I'm trying to extract multiple columns values from an existing column in a streamable pyspark dataframe.
I read the stream using
stream_dataframe = spark_session.readStream \
.format("kafka") \
.option("kafka.bootstrap.servers", broker) \
.option("subscribe", topic) \
.option("startingOffsets", "earliest") \
.load()
I'm currently splitting the string in value column and applying a schema to that using,
assert sdf.isStreaming == True, "DataFrame doesn't receive streaming data"
# split attributes to nested array in one Column
col = split(sdf[col_name], split_str)
# now expand col to multiple top-level columns
for idx, field in enumerate(schema):
sdf = sdf.withColumn(field.name, col.getItem(idx).cast(field.dataType))
return sdf
I wanted to use named regex instead of the above.

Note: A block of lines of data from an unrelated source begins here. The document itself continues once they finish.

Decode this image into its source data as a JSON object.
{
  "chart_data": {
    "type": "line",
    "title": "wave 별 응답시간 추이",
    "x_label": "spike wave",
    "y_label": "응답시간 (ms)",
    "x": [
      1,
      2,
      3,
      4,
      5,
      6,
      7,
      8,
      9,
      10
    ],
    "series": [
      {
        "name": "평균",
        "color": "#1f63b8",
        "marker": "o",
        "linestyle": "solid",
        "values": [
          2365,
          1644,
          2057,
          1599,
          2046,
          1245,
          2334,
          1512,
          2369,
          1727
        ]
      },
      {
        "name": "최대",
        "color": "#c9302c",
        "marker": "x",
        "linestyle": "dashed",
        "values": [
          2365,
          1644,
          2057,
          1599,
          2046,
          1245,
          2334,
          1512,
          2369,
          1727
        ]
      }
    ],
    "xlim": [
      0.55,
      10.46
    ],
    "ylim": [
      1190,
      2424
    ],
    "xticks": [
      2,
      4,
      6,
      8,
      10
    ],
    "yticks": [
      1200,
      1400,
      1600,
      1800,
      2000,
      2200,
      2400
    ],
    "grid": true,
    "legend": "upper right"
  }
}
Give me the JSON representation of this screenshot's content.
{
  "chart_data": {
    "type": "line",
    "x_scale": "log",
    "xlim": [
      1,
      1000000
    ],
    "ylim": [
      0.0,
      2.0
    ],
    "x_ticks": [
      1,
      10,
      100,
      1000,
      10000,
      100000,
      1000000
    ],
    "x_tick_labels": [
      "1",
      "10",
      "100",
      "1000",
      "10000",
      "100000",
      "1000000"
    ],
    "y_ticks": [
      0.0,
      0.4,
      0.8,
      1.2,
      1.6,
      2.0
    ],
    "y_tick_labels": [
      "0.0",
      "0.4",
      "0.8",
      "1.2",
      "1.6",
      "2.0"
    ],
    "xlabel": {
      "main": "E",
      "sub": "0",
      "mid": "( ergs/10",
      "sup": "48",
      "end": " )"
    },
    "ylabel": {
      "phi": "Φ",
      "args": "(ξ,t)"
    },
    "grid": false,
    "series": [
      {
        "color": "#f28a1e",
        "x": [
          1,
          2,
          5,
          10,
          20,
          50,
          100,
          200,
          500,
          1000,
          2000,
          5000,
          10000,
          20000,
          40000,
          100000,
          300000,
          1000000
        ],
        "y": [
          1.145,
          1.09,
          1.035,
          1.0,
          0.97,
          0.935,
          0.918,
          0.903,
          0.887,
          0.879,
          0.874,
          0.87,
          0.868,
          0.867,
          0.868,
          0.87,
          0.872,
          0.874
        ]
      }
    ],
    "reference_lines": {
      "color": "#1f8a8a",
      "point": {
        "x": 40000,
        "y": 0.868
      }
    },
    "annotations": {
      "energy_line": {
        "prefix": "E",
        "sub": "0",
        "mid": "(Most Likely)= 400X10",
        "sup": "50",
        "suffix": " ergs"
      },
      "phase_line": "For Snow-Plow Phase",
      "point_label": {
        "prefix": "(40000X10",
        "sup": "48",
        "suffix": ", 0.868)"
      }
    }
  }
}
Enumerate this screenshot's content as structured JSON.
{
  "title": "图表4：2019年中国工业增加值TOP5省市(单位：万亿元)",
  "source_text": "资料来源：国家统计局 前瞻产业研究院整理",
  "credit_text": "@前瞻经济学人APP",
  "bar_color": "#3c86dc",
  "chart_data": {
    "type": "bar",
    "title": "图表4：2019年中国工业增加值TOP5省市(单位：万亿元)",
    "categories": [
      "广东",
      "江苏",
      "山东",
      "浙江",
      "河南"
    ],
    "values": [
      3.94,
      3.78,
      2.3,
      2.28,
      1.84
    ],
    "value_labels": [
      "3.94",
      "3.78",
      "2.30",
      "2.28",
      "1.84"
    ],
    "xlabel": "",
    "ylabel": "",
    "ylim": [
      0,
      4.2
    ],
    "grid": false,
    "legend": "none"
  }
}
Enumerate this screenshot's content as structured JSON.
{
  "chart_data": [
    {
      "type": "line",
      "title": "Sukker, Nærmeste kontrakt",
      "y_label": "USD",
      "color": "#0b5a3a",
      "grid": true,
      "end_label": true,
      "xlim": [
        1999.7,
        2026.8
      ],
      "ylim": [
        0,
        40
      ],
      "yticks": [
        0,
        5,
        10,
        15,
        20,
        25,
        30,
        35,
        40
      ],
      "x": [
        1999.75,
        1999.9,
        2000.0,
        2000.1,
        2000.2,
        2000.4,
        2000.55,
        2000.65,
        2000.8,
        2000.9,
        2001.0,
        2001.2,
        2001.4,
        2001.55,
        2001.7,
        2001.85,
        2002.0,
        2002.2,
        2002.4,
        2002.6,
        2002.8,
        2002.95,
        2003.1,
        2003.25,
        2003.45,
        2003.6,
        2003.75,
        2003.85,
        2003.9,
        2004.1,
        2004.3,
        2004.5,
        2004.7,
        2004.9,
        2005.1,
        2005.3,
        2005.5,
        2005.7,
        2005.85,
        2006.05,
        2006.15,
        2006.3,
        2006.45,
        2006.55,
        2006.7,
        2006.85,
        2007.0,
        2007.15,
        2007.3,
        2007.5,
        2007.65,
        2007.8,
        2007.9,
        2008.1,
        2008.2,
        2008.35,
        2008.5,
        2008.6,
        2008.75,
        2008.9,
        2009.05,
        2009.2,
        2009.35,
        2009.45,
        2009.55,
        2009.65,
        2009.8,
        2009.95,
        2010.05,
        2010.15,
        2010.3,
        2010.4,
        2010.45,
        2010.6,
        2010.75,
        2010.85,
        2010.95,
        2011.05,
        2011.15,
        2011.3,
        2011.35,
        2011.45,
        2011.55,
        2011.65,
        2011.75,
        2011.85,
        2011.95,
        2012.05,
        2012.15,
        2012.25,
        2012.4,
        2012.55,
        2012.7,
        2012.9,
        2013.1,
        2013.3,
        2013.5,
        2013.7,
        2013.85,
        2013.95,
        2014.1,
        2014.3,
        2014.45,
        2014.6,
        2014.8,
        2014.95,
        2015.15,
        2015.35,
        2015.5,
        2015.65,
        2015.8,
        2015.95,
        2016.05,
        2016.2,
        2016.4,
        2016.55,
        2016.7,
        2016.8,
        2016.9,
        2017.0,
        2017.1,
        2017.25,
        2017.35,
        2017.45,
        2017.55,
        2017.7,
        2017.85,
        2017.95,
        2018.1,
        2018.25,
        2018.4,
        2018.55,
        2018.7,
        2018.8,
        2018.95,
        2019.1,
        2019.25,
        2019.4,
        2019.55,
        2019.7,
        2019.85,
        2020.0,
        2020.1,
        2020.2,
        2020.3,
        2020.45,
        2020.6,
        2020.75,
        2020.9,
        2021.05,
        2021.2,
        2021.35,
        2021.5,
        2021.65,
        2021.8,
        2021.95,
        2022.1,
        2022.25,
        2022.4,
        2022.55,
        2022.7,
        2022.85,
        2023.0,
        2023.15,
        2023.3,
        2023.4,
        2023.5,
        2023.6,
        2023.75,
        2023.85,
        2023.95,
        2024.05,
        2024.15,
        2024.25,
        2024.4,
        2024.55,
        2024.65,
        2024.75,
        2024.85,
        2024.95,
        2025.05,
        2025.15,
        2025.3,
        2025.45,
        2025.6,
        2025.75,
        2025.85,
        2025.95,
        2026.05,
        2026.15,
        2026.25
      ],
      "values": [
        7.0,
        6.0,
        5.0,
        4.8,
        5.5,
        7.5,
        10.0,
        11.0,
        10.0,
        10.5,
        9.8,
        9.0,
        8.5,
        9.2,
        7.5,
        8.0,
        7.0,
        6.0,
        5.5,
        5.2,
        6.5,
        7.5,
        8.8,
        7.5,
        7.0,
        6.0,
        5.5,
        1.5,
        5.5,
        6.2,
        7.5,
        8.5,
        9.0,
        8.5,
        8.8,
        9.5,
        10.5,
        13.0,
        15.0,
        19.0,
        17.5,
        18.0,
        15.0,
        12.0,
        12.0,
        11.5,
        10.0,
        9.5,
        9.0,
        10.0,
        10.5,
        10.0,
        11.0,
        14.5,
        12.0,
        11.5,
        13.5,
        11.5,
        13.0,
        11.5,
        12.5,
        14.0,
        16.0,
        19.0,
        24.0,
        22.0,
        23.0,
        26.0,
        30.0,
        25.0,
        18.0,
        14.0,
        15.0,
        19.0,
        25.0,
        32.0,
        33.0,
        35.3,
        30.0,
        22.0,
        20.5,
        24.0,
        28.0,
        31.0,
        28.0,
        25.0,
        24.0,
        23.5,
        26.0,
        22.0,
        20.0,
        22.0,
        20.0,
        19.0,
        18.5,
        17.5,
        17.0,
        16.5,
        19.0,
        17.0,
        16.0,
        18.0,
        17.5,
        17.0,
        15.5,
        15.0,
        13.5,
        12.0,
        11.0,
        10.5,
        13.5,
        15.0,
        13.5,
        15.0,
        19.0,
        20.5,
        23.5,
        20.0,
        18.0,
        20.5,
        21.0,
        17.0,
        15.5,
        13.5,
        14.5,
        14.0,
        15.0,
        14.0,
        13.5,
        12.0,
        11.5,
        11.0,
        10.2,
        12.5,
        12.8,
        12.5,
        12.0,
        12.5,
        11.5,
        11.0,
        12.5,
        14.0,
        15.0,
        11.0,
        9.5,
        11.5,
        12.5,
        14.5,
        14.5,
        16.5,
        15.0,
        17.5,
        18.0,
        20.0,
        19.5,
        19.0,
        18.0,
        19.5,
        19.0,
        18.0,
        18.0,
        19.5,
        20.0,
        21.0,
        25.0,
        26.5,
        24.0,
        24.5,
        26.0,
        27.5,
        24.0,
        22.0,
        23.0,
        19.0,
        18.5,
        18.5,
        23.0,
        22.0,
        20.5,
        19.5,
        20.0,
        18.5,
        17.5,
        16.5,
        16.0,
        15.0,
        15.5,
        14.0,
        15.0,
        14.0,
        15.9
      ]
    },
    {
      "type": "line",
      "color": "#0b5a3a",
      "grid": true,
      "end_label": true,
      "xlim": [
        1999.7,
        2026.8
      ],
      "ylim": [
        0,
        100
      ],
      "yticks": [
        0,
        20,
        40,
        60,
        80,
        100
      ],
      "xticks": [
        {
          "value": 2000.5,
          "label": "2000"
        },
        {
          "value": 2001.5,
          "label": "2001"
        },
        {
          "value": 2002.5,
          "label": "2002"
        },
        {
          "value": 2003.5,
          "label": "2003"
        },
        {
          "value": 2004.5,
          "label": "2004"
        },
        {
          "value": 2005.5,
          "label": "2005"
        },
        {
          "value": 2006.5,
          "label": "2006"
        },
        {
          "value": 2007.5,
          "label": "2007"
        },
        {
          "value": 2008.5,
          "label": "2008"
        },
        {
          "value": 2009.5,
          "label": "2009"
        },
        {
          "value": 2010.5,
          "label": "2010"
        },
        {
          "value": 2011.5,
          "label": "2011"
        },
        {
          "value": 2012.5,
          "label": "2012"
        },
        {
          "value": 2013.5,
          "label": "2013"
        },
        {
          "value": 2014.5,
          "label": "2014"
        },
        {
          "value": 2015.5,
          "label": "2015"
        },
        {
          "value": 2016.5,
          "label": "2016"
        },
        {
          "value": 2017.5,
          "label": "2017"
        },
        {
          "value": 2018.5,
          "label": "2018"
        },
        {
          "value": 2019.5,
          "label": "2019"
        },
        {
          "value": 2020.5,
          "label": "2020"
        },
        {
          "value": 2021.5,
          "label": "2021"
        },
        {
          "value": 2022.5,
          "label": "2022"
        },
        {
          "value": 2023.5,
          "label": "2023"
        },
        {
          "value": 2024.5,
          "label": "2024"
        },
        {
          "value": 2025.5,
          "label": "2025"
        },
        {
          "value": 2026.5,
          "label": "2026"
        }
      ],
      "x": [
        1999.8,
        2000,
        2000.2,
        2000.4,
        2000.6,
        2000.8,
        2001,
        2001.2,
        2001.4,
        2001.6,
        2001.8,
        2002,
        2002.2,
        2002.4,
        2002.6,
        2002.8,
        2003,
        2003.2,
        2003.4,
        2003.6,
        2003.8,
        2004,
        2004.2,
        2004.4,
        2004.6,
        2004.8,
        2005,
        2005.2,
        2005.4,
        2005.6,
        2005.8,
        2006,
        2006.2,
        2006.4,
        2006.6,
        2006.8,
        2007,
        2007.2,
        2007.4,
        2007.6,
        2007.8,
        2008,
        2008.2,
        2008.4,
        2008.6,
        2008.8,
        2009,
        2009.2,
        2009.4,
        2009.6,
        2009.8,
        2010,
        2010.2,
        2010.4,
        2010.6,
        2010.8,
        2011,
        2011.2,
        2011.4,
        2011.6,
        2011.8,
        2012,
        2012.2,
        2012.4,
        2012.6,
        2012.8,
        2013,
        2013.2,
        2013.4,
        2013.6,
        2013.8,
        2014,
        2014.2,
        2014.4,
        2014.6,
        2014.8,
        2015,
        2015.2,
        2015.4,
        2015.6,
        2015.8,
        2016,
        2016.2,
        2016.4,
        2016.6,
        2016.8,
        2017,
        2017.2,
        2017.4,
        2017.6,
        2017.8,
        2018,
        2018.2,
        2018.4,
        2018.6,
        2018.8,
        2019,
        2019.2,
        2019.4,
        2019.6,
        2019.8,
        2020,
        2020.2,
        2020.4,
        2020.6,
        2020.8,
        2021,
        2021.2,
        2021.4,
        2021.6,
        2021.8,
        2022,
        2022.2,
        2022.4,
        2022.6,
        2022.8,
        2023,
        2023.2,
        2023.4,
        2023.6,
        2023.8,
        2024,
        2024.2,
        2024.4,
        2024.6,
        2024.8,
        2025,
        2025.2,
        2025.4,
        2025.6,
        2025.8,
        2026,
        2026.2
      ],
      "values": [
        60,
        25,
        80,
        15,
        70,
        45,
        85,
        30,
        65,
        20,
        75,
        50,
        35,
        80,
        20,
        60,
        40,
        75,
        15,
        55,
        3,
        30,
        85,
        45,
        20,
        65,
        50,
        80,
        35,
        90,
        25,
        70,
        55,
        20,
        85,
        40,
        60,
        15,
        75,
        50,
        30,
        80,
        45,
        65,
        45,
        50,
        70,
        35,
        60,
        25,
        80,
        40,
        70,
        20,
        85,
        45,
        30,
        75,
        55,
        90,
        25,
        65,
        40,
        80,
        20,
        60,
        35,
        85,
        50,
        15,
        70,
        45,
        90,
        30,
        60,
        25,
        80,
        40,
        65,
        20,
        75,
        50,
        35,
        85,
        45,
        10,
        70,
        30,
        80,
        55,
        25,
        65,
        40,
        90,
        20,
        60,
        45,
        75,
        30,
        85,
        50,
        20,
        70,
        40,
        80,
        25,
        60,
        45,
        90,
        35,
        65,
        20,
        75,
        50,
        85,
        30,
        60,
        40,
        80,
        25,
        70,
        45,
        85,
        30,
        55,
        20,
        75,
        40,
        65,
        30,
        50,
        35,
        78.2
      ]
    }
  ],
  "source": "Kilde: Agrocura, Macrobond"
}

I tried using the below code,
host_pattern = r'(^\S+\.[\S+\.]+\S+)\s'
ts_pattern = r'\[(\d{2}\/\w{3}\/\d{4}\:\d{2}\:\d{2}\:\d{2} (\+|\-)\d{4})\]'
method = r'\s([A-Z]{3,7})\s'
# url = r'\s((\/((\w+\/*\?*.(\w))+)\s))'
url = r'\s(\/[a-zA-Z0-9\/\S]+)'
protocol = r'\s([A-Z]+\/\d\.\d)\s'
status_pattern_size = r'\s(\d{3})\s(\d+)\s'
uuid_pattern = r'(([A-Za-z0-9\-]+)$)|(([0-9a-f]{32})$)'
df = df.selectExpr(regexp_extract('value', host_pattern, 1).alias('host'),
regexp_extract('value', ts_pattern, 1).alias('time'),
regexp_extract('value', method, 1).alias('http_method'),
regexp_extract('value', url, 1).alias('request_uri'),
regexp_extract('value', protocol, 1).alias('http_protocol'),
regexp_extract('value', status_pattern_size, 1).cast('integer').alias('response_status'),
regexp_extract('value', status_pattern_size, 2).cast('integer').alias('response_time'),
regexp_extract('value', uuid_pattern, 1).alias('instance_id'))
This throws me an error saying Column is not iterable
.
I wanted to use the following name regex instead, as the above would lead to multiple regexp_extract calls,
(?P<host>\S+)\s+\S+\s+(?P<user>\S+)\s+\[(?P<time>.*?)\]\s+(?P<http_method>\S+)\s+(?P<request_uri>\S+)\s+(?P<http_protocol>\S+)\s+(?P<response_status>\S+)\s+(?P<reponse_time>\S+)\s+(?P<instance_id>\S+)
for extracting the values for the respective columns. Is it possible to do that on a streamable pyspark dataframe?